Causality is diffi cult to prove in feedback systems such as the HPA axis, i. e. when considering the complex connections of com pensatory mechanisms that emerged in this evolutiona rily old threat response system. Nevertheless, this difference could be indicative of differential stress signalling, as GR is the most important mediator of cor ticosteroid action. Since DBA 2J mice also exhibit a higher sensitivity to antidepressants than C57BL 6 we also specifically investigated genes that had been associated with antide pressant response before, such as the immunophilin FKBP5, which is an efficient regulator of GR, the multidrug resistance protein ABCB1A B that deter mines brain tissue penetration of many antidepressant drugs, the serotonin receptor 5 hT2A, and the transporter proteins SLC6A4 and SLC6A15.

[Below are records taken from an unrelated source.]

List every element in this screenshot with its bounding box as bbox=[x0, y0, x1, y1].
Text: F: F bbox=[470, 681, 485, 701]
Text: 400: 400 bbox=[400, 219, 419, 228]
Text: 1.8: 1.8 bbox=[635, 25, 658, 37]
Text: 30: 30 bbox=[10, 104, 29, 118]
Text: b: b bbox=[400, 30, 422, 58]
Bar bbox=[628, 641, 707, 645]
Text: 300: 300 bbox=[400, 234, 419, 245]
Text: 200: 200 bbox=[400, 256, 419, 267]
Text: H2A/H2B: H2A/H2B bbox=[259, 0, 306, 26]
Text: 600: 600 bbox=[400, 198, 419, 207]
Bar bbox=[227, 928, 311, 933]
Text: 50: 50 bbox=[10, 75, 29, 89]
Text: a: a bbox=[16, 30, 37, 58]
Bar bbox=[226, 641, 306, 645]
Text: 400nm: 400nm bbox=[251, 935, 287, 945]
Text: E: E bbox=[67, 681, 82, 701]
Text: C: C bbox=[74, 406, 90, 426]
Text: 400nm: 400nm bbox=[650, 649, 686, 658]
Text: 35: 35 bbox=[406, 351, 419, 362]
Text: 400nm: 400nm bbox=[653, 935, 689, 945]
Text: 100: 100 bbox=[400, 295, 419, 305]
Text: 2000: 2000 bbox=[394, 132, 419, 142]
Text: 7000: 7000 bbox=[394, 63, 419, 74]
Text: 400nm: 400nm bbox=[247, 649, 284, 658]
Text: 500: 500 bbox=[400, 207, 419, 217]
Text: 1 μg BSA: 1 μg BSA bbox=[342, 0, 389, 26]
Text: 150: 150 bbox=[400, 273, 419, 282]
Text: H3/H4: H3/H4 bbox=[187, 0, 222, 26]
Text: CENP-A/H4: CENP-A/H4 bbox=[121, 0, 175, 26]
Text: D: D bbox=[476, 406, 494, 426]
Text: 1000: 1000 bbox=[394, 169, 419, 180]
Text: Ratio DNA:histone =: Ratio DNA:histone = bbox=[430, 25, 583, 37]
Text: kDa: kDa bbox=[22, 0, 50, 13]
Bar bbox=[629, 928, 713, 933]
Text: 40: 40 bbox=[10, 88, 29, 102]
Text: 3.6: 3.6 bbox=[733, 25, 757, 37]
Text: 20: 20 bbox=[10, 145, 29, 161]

Among those, SLC6A15 was down regulated 4 h after stress in DBA 2J mice, but not in C57BL 6 mice. Since stress and GR action is intertwined with the action of antidepressants, also any of the stress induced genes could contribute to the action of antidepressants. Like with other screening studies, it is certainly premature to delineate direct candidates for novel antidepressant tar gets or for diagnostic markers from this study. However, the synopsis of our results together with results from different screening efforts in genetics, proteomics, metabolomics etc. will yield convergence and thus allow selection of the most promising candidates. Our study provides strong evidence for a time phased response of the PVN transcriptome to the stressor.
We have previously described a phased stress response for the Dacomitinib CA3 hippocampal region as well. This suggests that this might be not an area specific phenomenon, but rather a more general mechanism. Interestingly, a num ber of genes are regulated by stress in the hippocampal CA3 as well as in the PVN, e. g. DPYSL2, SNAP25, GNAO1. Like for the stress regulated genes in CA3, we used also for the regulated genes in the PVN a pathway building program to propose novel signal trans duction pathways elicited after stress.